An EU diplomat said France is keen to impose new sanctions on Gaddafi. The extra measures are to target regime-linked companies to prevent him from hiding money. But they are unlikely to touch Libyan oil exporters.
France is also keen to debate military support for humanitarian aid, economic assistance for the wider region and a general "reset" in EU relations with Maghreb countries.
The diplomatic contact noted that new sanctions could be ready by Thursday and that the summit could be brought forward if "something atrocious" happens in Libya before next week.
A Turkish diplomat remarked: "11 March is still quite some time away in view of the rapidly changing situation in Libya. I hope that the EU will want to consult with us on the subject.
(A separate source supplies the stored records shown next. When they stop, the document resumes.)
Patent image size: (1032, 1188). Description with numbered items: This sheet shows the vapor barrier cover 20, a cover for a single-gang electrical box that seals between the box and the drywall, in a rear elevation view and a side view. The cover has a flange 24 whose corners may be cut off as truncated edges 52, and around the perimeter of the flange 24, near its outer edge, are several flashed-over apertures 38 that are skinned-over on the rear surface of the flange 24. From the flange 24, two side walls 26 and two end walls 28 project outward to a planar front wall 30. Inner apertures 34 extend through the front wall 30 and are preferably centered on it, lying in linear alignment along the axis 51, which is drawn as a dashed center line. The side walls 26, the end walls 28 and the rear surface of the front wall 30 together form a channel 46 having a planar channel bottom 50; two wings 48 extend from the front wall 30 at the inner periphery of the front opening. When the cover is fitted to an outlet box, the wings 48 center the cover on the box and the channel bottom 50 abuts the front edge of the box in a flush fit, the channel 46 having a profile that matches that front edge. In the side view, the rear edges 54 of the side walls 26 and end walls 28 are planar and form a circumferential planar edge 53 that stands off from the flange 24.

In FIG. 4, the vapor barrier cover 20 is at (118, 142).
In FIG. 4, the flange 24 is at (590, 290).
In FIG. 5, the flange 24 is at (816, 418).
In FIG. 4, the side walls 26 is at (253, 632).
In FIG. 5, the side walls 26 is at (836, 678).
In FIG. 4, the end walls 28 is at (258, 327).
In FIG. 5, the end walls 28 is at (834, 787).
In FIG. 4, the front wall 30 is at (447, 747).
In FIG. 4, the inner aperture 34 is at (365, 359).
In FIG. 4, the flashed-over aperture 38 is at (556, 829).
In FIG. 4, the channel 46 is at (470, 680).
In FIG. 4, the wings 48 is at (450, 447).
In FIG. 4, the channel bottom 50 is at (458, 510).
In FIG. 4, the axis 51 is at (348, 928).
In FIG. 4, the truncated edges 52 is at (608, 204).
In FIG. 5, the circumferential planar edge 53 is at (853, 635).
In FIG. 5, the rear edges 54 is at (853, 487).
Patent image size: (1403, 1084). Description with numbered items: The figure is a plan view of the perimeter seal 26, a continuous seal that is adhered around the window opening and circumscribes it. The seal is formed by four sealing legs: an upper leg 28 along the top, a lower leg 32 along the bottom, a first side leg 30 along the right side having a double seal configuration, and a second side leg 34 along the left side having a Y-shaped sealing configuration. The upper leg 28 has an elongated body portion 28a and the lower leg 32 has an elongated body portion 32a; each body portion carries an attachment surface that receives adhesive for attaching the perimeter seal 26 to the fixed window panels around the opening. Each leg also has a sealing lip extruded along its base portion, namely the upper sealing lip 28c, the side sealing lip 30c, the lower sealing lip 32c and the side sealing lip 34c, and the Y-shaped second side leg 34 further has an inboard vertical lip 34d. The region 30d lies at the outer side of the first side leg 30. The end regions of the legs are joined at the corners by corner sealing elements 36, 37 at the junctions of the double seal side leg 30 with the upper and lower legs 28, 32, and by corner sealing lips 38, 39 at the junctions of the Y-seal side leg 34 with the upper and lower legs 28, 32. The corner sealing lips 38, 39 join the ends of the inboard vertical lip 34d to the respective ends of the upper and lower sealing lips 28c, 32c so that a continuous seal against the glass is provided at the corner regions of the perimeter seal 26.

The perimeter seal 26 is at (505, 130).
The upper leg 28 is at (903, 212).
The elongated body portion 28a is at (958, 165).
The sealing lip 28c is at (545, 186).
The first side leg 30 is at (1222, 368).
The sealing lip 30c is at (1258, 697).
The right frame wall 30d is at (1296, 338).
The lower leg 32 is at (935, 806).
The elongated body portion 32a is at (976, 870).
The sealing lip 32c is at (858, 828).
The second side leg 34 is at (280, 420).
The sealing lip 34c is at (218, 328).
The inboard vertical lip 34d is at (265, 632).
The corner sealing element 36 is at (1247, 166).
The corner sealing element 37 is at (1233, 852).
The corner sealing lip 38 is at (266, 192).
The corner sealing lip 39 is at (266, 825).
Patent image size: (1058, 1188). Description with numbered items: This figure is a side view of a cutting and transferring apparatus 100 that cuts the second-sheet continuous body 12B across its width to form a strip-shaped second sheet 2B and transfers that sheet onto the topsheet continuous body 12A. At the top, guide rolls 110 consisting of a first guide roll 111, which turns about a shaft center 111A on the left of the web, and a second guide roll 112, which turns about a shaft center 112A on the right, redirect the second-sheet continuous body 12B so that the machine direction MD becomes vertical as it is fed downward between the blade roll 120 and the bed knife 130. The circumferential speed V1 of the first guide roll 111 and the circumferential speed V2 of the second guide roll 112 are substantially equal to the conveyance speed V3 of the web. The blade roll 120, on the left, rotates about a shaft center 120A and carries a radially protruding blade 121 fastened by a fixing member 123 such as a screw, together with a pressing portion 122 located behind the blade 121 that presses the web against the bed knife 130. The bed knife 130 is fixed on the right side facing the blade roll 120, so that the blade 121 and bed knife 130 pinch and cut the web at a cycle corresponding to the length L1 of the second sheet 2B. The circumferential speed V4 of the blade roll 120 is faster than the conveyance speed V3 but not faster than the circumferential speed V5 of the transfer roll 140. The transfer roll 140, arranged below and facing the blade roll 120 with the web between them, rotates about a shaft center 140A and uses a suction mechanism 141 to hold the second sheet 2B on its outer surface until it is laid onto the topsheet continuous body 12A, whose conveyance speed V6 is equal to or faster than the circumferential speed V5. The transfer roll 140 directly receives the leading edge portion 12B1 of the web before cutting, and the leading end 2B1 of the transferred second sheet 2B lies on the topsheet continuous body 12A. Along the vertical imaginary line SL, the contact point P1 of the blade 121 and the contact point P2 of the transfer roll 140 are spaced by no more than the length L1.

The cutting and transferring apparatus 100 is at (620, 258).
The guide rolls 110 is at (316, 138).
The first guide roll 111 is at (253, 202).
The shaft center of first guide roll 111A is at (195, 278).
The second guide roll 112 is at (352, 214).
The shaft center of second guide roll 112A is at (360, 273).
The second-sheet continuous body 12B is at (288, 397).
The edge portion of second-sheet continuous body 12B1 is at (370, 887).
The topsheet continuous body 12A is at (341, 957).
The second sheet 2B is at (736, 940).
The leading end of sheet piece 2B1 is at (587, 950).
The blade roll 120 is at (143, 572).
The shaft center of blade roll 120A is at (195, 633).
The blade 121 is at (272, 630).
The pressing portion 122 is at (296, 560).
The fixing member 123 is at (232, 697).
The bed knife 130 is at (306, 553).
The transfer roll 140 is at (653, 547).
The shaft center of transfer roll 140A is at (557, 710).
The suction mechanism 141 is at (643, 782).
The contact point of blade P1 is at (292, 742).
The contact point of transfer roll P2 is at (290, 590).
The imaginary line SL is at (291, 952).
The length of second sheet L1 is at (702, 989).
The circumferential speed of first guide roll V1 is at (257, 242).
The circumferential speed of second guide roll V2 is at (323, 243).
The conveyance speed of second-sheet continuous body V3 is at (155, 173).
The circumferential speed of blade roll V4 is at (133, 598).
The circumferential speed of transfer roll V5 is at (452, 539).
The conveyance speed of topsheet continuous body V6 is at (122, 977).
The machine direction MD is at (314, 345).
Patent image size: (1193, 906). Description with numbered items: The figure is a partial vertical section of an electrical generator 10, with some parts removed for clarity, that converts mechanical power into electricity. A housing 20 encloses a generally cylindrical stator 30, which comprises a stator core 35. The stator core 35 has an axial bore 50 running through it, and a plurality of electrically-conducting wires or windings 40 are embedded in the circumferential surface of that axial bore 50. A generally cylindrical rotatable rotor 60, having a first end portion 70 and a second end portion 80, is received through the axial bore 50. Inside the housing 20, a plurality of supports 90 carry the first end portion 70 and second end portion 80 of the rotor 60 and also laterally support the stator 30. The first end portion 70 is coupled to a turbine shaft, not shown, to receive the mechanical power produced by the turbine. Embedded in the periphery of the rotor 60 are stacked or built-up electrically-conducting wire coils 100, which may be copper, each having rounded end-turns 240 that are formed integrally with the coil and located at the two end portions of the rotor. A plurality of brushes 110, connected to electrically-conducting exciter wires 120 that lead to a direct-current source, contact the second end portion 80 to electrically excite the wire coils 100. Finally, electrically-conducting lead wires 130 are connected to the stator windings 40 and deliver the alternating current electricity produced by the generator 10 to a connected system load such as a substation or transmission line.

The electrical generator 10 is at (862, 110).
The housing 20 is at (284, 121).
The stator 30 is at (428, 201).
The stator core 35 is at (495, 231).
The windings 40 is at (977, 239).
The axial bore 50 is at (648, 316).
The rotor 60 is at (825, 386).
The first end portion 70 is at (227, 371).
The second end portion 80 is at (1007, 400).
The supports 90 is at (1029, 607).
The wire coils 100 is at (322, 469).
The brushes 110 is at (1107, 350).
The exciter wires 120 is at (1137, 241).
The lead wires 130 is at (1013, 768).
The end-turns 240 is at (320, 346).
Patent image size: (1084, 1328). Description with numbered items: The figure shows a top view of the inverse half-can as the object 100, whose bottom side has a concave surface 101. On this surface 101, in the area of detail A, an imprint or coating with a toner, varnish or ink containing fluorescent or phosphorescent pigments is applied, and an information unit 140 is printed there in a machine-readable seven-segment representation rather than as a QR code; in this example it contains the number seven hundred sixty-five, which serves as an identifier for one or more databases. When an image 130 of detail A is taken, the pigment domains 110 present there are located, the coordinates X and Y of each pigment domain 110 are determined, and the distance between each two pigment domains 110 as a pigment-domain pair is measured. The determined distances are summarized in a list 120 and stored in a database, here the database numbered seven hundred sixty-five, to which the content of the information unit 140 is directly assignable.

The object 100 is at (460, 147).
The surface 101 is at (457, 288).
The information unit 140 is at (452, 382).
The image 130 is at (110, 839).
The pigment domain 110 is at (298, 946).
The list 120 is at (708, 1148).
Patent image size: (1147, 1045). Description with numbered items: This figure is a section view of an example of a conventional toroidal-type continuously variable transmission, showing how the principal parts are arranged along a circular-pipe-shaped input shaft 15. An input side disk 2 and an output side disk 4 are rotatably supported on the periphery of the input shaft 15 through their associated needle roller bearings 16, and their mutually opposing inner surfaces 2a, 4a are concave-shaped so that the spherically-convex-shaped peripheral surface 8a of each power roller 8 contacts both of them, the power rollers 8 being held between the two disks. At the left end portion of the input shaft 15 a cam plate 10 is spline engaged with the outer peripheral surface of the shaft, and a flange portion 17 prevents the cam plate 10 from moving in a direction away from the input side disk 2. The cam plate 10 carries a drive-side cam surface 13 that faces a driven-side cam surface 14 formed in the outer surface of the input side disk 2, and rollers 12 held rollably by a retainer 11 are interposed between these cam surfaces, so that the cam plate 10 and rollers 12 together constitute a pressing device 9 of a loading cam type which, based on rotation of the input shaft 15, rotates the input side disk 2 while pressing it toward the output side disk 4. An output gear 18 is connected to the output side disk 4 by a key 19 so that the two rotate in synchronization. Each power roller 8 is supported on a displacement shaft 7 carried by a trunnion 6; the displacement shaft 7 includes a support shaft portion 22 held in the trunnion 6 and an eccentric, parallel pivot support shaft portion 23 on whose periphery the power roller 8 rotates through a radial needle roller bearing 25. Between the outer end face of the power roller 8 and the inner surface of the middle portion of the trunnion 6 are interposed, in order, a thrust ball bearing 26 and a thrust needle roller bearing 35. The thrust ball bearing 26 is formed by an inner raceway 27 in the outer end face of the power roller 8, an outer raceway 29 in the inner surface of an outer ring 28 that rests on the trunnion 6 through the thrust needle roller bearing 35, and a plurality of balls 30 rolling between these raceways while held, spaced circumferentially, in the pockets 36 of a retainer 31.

Better still would be to invite our prime minister to the summit."
Germany was initially reluctant to hold the Libya meeting, with German diplomats saying as late as Monday afternoon that the French idea is "not serious."
The doubling-up with the eurozone event is politically awkward for Berlin.
The group-of-17 meeting is a German initiative to get weaker euro-members to sign up to a legally-binding German model of fiscal discipline in what could be giant leap forward in the history of EU integration.
Berlin has rejected public calls by non-euro countries, primarily Poland, to let them take part.
On 11 March Polish prime minister Donald Tusk will come to the EU Council building in Brussels in the morning to talk about Libya. But he will have to go home at lunchtime when the doors slam shut for the euro event.
Poland and Germany declined to comment.
'Great Powers' unwelcome
For his part Alastair Crooke, a former high-level EU advisor on the Middle East who now runs an NGO in Beirut, said the best thing the EU and US can do is to stay out of events in north Africa.
"There is a deep mistrust here which goes back to the 1920s when the Great Powers, Britain and France, promised people independence and what they got was neo-colonial occupation," he explained.
He noted that EU diplomacy is starting from scratch after the revolutions: "They've been too busy talking at the top table with Gaddafi and [former Egyptian leader] Mubarak to have any depth of contacts with the opposition forces on the ground."
Mr Crooke added that Iran is staying out of Libya because it understands the situation better than the West.
"At this stage it [the opposition movement] is not a political structure. It's something much more profound and much more rooted in a human response to circumstances ... All revolutions generate a dominant narrative at some stage, core myths and ideas about society that give it some meaning for ordinary people. Here it is too soon even for that. Any outsider should be careful about intervention."